As coisas eram tão equilibradas [na categoria] que o Gil de Ferran conquistou o título de 2001 só com duas vitórias. Quem ganhava três, quatro vezes, já era muito. Em 2002, ganhei sete vezes, o que era algo totalmente fora do normal. Era muita coisa positiva no mesmo pacote.
Você pegou uma grande fase da Newman-Haas, mas, hoje em dia, ela sequer disputa corridas na Indy. Por que você acha que isso aconteceu?
Foram várias coisas. Fazia quase dez anos desde meu título que eles não eram campeões, já que o último havia sido o Nigel Mansell, em 1993. Depois disso, a categoria decaiu, então eles começaram a usar demais o nome do Paul Newman para correr atrás de patrocínio. Chegou um ponto em que o Paul Newman não estava mais aqui com a gente, então isso acabou enfraquecendo. O Carl Haas já viu que a equipe não tinha o mesmo sucesso dos outros anos e começou a questionar se valeria a pena continuar.
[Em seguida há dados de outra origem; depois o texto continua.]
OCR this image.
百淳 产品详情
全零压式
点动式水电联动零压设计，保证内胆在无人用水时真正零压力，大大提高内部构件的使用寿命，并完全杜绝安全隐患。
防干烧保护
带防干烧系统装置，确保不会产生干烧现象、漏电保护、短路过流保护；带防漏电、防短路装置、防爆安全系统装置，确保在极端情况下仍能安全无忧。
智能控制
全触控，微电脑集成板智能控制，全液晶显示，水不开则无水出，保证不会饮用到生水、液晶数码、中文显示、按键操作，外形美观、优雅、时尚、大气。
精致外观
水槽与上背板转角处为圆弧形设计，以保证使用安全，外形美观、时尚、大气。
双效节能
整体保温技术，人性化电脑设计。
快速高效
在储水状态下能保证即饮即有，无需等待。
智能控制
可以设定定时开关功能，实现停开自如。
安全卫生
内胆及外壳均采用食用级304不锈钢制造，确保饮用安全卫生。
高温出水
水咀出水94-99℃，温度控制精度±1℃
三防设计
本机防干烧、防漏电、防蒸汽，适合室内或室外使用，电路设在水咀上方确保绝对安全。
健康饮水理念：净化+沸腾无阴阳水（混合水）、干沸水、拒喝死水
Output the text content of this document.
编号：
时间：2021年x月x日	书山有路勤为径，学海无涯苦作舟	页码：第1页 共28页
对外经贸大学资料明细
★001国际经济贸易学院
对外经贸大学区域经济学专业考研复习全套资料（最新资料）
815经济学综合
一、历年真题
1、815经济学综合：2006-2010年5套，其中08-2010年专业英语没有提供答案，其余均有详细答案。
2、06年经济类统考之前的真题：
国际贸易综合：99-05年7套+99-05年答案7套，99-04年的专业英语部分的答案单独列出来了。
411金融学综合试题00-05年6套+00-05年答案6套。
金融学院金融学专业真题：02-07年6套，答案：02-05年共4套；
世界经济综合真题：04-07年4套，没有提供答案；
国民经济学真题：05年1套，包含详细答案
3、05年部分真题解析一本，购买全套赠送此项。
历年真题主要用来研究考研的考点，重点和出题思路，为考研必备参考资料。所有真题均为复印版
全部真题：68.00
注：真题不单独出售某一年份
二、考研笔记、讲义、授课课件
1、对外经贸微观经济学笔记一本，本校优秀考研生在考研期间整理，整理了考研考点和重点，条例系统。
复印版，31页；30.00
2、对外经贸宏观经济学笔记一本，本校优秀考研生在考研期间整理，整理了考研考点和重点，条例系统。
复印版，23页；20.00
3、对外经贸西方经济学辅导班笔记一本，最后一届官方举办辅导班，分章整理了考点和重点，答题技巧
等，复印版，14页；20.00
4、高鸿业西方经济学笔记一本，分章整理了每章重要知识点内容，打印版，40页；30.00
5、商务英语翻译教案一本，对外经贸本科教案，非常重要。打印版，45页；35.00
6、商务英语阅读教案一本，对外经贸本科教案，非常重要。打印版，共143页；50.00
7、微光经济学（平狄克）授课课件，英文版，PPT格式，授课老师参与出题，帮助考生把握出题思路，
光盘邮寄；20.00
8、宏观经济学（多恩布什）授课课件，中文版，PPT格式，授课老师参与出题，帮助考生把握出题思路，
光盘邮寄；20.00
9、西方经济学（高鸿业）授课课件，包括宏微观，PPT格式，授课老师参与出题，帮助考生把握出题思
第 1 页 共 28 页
Deve ter sido algo como isso.
O seu triunfo na Champ Car veio quando você usava motores Toyota. Assim, a mudança para a F1 pode ser considerada algo natural?
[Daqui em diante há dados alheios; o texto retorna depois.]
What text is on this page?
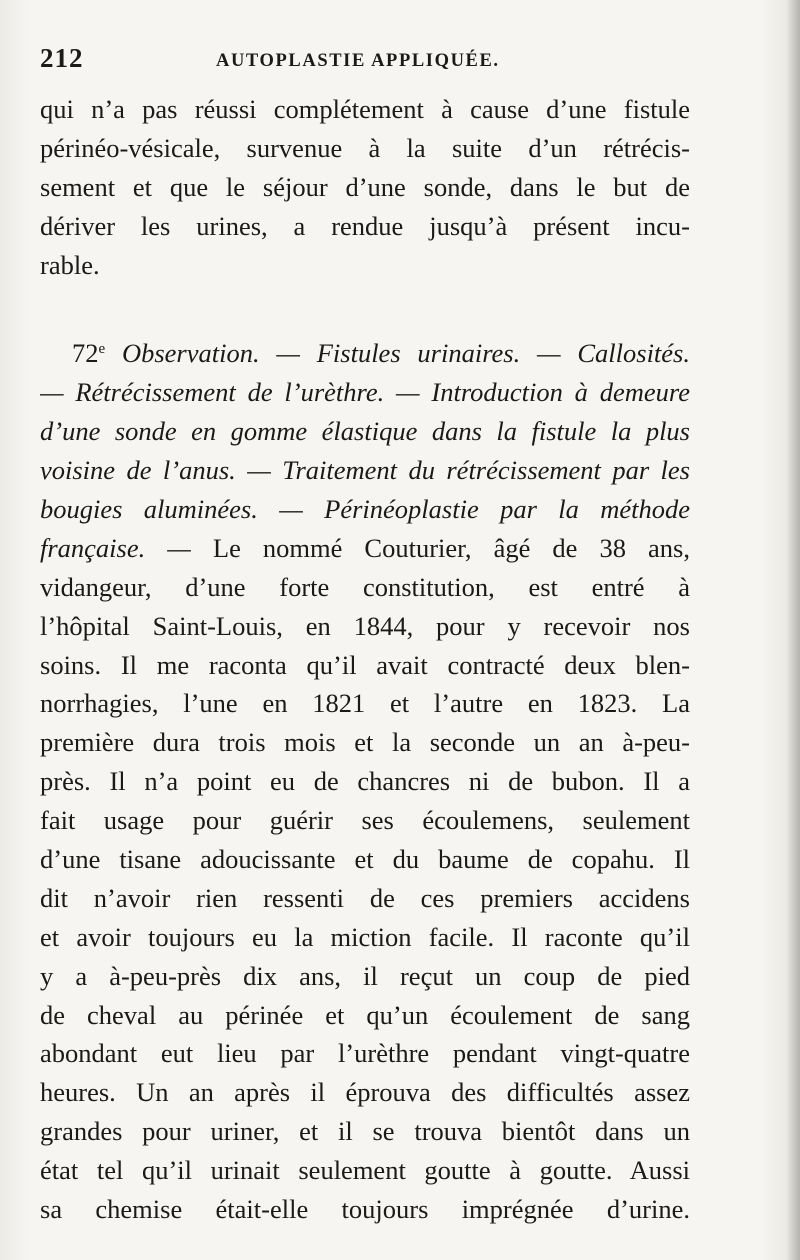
212	AUTOPLASTIE APPLIQUÉE.
qui n’a pas réussi complétement à cause d’une fistule
périnéo-vésicale, survenue à la suite d’un rétrécis-
sement et que le séjour d’une sonde, dans le but de
dériver les urines, a rendue jusqu’à présent incu-
rable.
72e Observation. — Fistules urinaires. — Callosités.
— Rétrécissement de l’urèthre. — Introduction à demeure
d’une sonde en gomme élastique dans la fistule la plus
voisine de l’anus. — Traitement du rétrécissement par les
bougies aluminées. — Périnéoplastie par la méthode
française. — Le nommé Couturier, âgé de 38 ans,
vidangeur, d’une forte constitution, est entré à
l’hôpital Saint-Louis, en 1844, pour y recevoir nos
soins. Il me raconta qu’il avait contracté deux blen-
norrhagies, l’une en 1821 et l’autre en 1823. La
première dura trois mois et la seconde un an à-peu-
près. Il n’a point eu de chancres ni de bubon. Il a
fait usage pour guérir ses écoulemens, seulement
d’une tisane adoucissante et du baume de copahu. Il
dit n’avoir rien ressenti de ces premiers accidens
et avoir toujours eu la miction facile. Il raconte qu’il
y a à-peu-près dix ans, il reçut un coup de pied
de cheval au périnée et qu’un écoulement de sang
abondant eut lieu par l’urèthre pendant vingt-quatre
heures. Un an après il éprouva des difficultés assez
grandes pour uriner, et il se trouva bientôt dans un
état tel qu’il urinait seulement goutte à goutte. Aussi
sa chemise était-elle toujours imprégnée d’urine.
No meio do campeonato de 2002, não me lembro exatamente quando, eles me procuraram. Talvez, vendo os resultados que eu estava obtendo, me perguntaram “você não quer ir fazer um teste com a gente lá em Paul Ricard?”. Eu respondi “claro, sem problema nenhum. Vou correndo, até nadando se precisar!” [risos] Lógico, foi totalmente relacionado. Eu já tinha uma relação boa com o pessoal da Toyota e isso ficou ainda mais forte com o trabalho que fiz com eles nos Estados Unidos.
E como foi a primeira experiência com o carro de F1? Quais foram as principais diferenças que você sentiu em relação aos da Champ Car?
É difícil demais de resumir. De um jeito ou de outro, o carro que eu estava acostumado a guiar tinha “900 e não-sei-quantos” cavalos, quase mil. Era muito cavalo! A F1 na época usava motor V10 e também tinha “900 e lá vai”, com muito cavalo, também. Mas o F1 pesava muito menos.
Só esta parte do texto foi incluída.